Oldenburg - Immer weniger Menschen entscheiden sich für eine Unternehmensgründung. Das gilt auch für das Oldenburger Land. Aber die Zahlen sind besser als im Durchschnitt von Niedersachsen. Das ergeben Zahlen der Oldenburgischen Industrie- und Handelskammer (IHK).
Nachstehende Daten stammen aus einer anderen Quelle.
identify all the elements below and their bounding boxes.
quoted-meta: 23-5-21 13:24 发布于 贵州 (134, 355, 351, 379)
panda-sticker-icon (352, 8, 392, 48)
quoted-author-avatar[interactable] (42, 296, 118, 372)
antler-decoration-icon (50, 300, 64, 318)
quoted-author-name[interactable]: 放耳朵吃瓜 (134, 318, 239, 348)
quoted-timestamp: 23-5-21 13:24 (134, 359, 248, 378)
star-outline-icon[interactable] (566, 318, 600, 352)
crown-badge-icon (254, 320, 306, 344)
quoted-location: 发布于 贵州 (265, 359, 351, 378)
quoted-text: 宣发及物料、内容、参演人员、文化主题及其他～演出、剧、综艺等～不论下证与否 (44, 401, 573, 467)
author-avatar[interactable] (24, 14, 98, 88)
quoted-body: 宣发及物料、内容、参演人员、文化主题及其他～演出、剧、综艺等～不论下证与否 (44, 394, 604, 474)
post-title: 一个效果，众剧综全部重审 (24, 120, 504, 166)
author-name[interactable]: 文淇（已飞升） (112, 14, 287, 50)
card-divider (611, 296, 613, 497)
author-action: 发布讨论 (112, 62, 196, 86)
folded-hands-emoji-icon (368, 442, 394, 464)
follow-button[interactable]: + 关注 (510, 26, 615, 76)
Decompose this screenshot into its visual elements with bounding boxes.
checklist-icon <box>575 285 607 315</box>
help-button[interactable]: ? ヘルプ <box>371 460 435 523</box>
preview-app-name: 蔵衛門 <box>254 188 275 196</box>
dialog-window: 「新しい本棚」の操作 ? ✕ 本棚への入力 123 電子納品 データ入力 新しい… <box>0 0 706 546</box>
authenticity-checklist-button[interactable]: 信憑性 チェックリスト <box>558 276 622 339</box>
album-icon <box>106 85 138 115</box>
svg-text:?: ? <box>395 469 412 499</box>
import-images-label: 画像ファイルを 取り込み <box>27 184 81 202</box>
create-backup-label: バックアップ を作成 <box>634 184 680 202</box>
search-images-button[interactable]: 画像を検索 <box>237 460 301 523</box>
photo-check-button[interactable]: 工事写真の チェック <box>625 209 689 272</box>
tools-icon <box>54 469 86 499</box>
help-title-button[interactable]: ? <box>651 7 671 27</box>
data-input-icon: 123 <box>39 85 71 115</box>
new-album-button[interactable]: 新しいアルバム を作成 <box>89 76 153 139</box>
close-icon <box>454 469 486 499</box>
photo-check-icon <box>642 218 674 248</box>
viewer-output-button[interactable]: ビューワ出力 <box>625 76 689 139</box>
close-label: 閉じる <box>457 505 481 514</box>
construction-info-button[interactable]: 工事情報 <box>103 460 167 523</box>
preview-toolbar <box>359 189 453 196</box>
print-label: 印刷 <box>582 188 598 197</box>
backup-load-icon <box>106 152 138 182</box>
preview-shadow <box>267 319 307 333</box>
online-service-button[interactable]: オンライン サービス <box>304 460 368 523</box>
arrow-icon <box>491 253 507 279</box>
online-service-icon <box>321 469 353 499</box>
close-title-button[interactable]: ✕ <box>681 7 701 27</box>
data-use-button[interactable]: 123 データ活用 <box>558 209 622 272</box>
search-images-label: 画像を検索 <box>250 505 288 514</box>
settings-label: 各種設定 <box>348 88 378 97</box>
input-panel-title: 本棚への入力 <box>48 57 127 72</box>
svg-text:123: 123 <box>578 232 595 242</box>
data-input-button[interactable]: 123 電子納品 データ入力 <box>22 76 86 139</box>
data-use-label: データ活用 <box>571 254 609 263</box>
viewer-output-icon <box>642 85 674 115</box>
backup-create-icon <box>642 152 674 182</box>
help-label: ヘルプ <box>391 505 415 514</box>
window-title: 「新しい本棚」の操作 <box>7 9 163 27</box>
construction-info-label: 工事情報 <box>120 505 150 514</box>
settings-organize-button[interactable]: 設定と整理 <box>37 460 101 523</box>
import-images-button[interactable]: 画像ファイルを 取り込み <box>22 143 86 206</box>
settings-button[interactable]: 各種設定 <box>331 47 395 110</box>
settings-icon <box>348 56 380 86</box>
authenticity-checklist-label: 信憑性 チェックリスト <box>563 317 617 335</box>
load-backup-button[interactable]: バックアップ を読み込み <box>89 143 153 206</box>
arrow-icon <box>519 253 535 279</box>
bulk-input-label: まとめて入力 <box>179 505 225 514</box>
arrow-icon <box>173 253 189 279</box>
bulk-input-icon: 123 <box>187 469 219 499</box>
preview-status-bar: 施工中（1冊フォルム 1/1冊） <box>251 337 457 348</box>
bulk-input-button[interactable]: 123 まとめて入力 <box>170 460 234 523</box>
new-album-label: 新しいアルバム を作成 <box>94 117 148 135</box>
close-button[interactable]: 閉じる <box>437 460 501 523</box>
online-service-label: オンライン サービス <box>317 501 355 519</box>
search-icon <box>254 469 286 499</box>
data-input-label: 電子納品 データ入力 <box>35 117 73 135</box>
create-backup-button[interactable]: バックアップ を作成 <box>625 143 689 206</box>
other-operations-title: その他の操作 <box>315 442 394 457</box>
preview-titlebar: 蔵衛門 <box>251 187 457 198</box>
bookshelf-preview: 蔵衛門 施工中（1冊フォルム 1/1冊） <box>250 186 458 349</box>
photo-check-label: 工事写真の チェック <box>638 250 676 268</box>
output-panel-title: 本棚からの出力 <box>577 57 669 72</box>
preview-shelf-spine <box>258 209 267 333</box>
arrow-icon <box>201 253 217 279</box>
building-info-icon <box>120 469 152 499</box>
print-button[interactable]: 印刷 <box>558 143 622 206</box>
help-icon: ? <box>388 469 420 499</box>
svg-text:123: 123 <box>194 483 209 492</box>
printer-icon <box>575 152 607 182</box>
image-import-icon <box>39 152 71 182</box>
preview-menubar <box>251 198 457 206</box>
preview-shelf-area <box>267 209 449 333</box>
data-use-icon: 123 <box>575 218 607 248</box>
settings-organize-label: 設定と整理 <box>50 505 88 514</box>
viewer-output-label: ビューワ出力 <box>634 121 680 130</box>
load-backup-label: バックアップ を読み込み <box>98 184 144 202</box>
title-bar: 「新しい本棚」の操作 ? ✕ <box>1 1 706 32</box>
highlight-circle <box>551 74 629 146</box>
Demnach gab es im vergangenen Jahr im Kammerbezirk – dem Oldenburger Land – 6565 Firmengründungen (2015: 6808). Das bedeutet 62,2 Gründungen auf jeweils 10 000 Einwohner. Mit dieser Umrechnung vergleichen Regionalforscher die Gründungsneigung. Mit den „62,2“ liege „unsere Region sogar über dem Landesdurchschnitt“, stellte die IHK fest. Niedersachsenweit gab es nämlich nur 58,2 Gründungen pro 10 000 Einwohner.

Die meisten Gründungen gab es demnach in der Stadt Oldenburg (70,6/10 000). Das überrascht nicht. Hier gibt es neben zwei Hochschulen auch eine breit angelegte Förder-Infrastruktur für Gründer.

Auf Platz zwei in der Region folgt der Landkreis Vechta (65,5/10 000). Auch er ist Hochschulstandort – und traditionell ein Innovationsschwerpunkt im Nordwesten.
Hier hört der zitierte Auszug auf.